Installation begins in August, with the entire fleet getting retrofitted by mid-1993. The anti-crash devices, which include an antenna and audio and visual warning devices, will let drivers know when they're getting too close to the traffic ahead.

"This is one of several significant validations of IVHS," VORAD President Paul Bouchard said. "Is it firmly established? No, but certainly the signs are all there."

Bouchard demonstrated a version of his company's product at an appearance by then-Transportation Secretary Samuel Skinner in San Francisco last fall.

The Cabinet member was asked to drive straight toward a parked car without hitting the brakes of a specially equipped Lincoln Town Car. The car's radar detected an object ahead and braked itself. Several members of the media repeated the trick and came away impressed.

For Greyhound, the VORAD system includes a grille-mounted antenna and a dash-mounted driver control unit. The system will alert drivers of potential hazards with both a warning light and a tone. The system also will include technology similar to an airplane's black box, recording 15 minutes of speed and other driving actions.
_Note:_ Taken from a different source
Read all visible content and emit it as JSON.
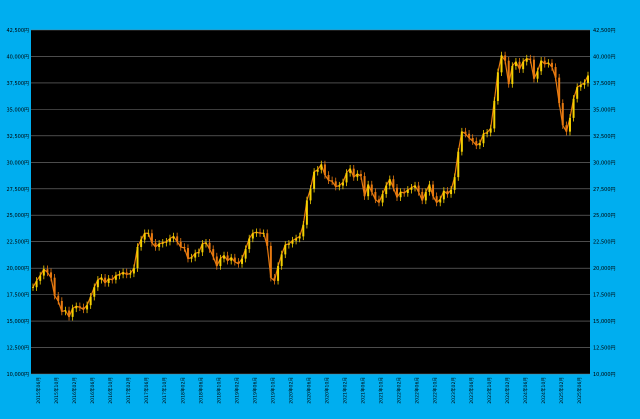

"We were extremely impressed with the improved safety that the radar provided us," said Greyhound spokesman Bill Kula, when asked to explain why the company made such a commitment to VORAD. "Many of the drivers talked about the possible accidents they were able to avoid because the radar unit was on their buses."

Based on the number of accidents Greyhound hopes to avoid, plus the revenue it won't lose from potential lawsuits as well as damaged luggage and property, "The system would pay for itself within a year's time," Kula said.

According to studies cited by Bouchard, an extra half-second of warning time would prevent 60 percent of all rear-end collisions.

"It's highly likely that some form of on-board radar will become a staple of all personal automobiles in the future," said Greyhound's Kula.

Another IVHS development comes from GEOSPAN, a Minneapolis-based company. Last month, the company debuted something it calls a Geovan. Equipped with video cameras and computers, the van does a visual census of a street, neighborhood or town.

"It's an odd-looking vehicle," admits Jerry Robinson, CEO of GEOSPAN.

Eight high-resolution VHS cameras peek out from the raised roof of the van. Two point in each direction and film overlapping images. A two-person crew operates the vehicle. There's a driver and navigator who can view all eight monitors.

"That means you can see the road itself - the potholes and striping. You can see the infrastructure - the fire hydrants, utility poles," he said. This type of information would be useful to city maintenance or public safety departments. They could visually check out the condition of a city's streets without havking to dispatch crews out on a wild-goose chase looking for potholes. In his hometown of Minneapolis, maintenance crews are dispatched 1,000 times a year to check out a complaint.